Automate Deployments
This guide walks through the three most common automation setups:
- Auto-deploy staging on every push to main
- Deploy to production on a version tag with approval
- Refresh staging from production data on demand
Auto-Deploy Staging on Push
The most common setup — every commit to main triggers a full deploy to staging automatically.
Open the Automation tab
Go to your Project → Automation tab → click New Rule.
Pick the template
Click Browse Templates and select "Deploy staging on push to main". The template auto-fills most settings — just confirm which environment to deploy to.
Or configure manually
- Trigger: Push
- Branch patterns:
main - Action: Deploy
- Target environment: your staging environment
- Cooldown: 5 minutes (prevents rapid re-deploys on a burst of commits)
- Circuit breaker: 3 failures → auto-disable
Save and test
Click Create Rule. Push a commit to main — the rule fires within seconds and you'll see a new run appear in the history.
If your staging environment is already on the latest commit, the deploy still runs unless you uncheck "force". Use Quick Update action instead of Deploy for faster deploys when you haven't changed dependencies or migrations.
Production Release on Tag
Push a v1.0.0 tag → oec.sh asks for approval → after sign-off, promotes the exact build from staging to production.
Create the rule
Go to Automation → New Rule → select template "Production release on version tag", or configure manually:
- Trigger: Tag Push
- Tag pattern:
v* - Action: Promote
- Source environment: staging (the tested build)
- Target environment: production
Add the approval gate
Enable Require approval and set the expiry window to 60 minutes.
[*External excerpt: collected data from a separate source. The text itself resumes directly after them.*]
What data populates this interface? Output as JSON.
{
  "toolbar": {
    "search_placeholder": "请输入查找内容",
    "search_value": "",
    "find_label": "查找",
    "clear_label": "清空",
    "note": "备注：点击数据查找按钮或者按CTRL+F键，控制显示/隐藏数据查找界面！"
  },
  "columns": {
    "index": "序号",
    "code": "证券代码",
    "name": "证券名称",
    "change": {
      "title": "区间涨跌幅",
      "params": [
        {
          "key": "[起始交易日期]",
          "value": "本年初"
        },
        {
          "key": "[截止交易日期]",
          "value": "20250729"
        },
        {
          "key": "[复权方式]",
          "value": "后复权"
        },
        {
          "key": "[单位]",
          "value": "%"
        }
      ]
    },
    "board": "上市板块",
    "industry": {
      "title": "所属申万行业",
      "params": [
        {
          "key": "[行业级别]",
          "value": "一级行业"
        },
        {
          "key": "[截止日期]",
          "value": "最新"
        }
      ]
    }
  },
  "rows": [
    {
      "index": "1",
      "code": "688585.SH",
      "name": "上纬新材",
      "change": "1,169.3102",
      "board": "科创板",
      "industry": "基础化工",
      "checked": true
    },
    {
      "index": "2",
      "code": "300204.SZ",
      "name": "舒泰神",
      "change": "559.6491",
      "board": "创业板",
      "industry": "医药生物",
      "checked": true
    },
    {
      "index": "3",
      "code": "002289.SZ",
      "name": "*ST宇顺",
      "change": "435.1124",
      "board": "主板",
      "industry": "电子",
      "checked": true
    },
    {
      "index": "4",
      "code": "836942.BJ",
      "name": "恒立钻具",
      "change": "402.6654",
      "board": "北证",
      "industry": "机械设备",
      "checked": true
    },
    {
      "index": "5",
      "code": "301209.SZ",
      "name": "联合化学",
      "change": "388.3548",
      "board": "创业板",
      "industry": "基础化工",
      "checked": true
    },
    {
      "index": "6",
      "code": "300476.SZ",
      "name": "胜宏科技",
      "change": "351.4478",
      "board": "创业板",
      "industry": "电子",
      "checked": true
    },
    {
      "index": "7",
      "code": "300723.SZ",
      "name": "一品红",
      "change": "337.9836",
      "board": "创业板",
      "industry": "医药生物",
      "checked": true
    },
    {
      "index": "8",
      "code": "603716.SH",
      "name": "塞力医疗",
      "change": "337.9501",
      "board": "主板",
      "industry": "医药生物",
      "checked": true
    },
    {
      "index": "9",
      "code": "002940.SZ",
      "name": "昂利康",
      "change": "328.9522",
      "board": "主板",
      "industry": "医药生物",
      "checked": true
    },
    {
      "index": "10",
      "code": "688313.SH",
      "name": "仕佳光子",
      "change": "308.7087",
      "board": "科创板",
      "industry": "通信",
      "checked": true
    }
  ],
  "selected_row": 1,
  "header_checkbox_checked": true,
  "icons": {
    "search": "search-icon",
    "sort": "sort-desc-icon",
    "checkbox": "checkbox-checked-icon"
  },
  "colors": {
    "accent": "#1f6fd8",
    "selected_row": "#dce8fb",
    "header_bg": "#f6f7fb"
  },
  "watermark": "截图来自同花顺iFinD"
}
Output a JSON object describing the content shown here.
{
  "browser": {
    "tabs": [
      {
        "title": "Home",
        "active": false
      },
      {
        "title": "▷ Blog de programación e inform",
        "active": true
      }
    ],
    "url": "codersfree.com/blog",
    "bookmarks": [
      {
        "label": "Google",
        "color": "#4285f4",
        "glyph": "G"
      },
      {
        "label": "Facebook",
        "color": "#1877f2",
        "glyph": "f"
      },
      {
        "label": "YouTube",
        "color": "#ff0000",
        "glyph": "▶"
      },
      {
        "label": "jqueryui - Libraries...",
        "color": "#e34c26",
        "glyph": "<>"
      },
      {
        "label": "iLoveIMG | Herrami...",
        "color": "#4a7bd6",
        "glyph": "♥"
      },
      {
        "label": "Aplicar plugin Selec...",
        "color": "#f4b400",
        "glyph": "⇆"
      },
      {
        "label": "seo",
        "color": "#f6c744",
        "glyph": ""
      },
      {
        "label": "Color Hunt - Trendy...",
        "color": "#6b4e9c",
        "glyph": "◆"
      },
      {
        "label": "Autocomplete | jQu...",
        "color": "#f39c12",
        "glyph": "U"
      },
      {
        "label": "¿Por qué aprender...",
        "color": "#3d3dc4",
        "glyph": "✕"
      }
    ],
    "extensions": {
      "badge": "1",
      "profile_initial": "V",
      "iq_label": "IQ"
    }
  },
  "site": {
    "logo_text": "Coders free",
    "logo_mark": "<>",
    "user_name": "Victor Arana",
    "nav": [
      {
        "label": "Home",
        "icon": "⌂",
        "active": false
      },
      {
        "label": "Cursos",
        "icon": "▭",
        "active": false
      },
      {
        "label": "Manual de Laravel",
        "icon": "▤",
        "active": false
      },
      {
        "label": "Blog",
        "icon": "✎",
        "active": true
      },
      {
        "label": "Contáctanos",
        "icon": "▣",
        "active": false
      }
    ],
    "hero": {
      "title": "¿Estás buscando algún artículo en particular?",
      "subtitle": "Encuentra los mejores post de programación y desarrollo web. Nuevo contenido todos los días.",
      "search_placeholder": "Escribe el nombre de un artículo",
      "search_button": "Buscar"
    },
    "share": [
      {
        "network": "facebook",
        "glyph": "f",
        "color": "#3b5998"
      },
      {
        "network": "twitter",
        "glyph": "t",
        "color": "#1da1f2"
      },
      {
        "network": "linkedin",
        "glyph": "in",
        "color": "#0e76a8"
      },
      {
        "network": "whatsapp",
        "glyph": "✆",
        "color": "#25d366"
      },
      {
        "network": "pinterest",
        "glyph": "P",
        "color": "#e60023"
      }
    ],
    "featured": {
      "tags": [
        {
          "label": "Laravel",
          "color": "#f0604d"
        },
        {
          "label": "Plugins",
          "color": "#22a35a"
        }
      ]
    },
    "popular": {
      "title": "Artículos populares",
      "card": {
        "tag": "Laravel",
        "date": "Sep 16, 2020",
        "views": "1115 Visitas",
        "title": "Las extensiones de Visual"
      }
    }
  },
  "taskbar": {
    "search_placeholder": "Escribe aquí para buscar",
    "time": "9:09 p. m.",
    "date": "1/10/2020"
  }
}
This gives your team time to review before the deploy executes.
Tighten the circuit breaker
Set Max consecutive failures: 1 — any production failure should pause the rule immediately and require a human to investigate and re-enable.
Release
Push your tag:
git tag v1.2.0 && git push --tagsA pending approval notification appears in the dashboard. An Admin approves it → the promote action runs → production is updated to the exact build QA signed off on staging.
Use Promote (not Deploy) for production releases. Promote copies the exact tested build from staging — no rebuild, no surprises from dependency resolution.
Refresh Staging on Demand
Clone production data into staging with one click, automatically disabling all outgoing emails, payments, and integrations.
Create a manual rule
Go to Automation → New Rule:
- Trigger: Manual
- Action: Clone & Neutralize
- Source: production environment
- Target: staging environment
- Neutralize: enabled (disables emails, crons, Stripe, OAuth, etc.)
- Include filestore: your choice — disable for ~80% faster refresh
Set a cooldown
Add a 60-minute cooldown so the rule can't be accidentally triggered twice in quick succession (cloning is destructive to the target environment's data).
Trigger it
From the Automation tab, click the ▶ Run button on the rule. The clone runs in the background — you'll see progress in the run history and a notification when it's done.
Clone & Neutralize overwrites all data in the target environment. Double-check you have source and target the right way around before running.
Viewing Run History
Every time a rule fires, a run record is created. Click on any rule to see:
- What triggered it (branch, commit SHA, actor)
- Current status and how long it took
- Error message if it failed
- Link to the deployment it created
Rules that skip (e.g. cooldown not expired, file paths didn't match) are also recorded with a reason, so you can see exactly what happened.
Troubleshooting
Rule fired but deploy didn't happen
Check the run history. Status skipped means conditions weren't met — expand the run to see the skip reason (cooldown, path filter, env status mismatch).
Rule auto-disabled The circuit breaker tripped after repeated failures. Fix the underlying deploy error, then re-enable the rule from the toggle on the Automation tab.
Approval expired The approval window closed without a response. Push the tag again (or use Re-run if available) to create a new pending run.
Deploy succeeded but staging looks wrong Check if Quick Update was used when a full Deploy was needed (e.g. you added a new Python dependency or migration that Quick Update skips).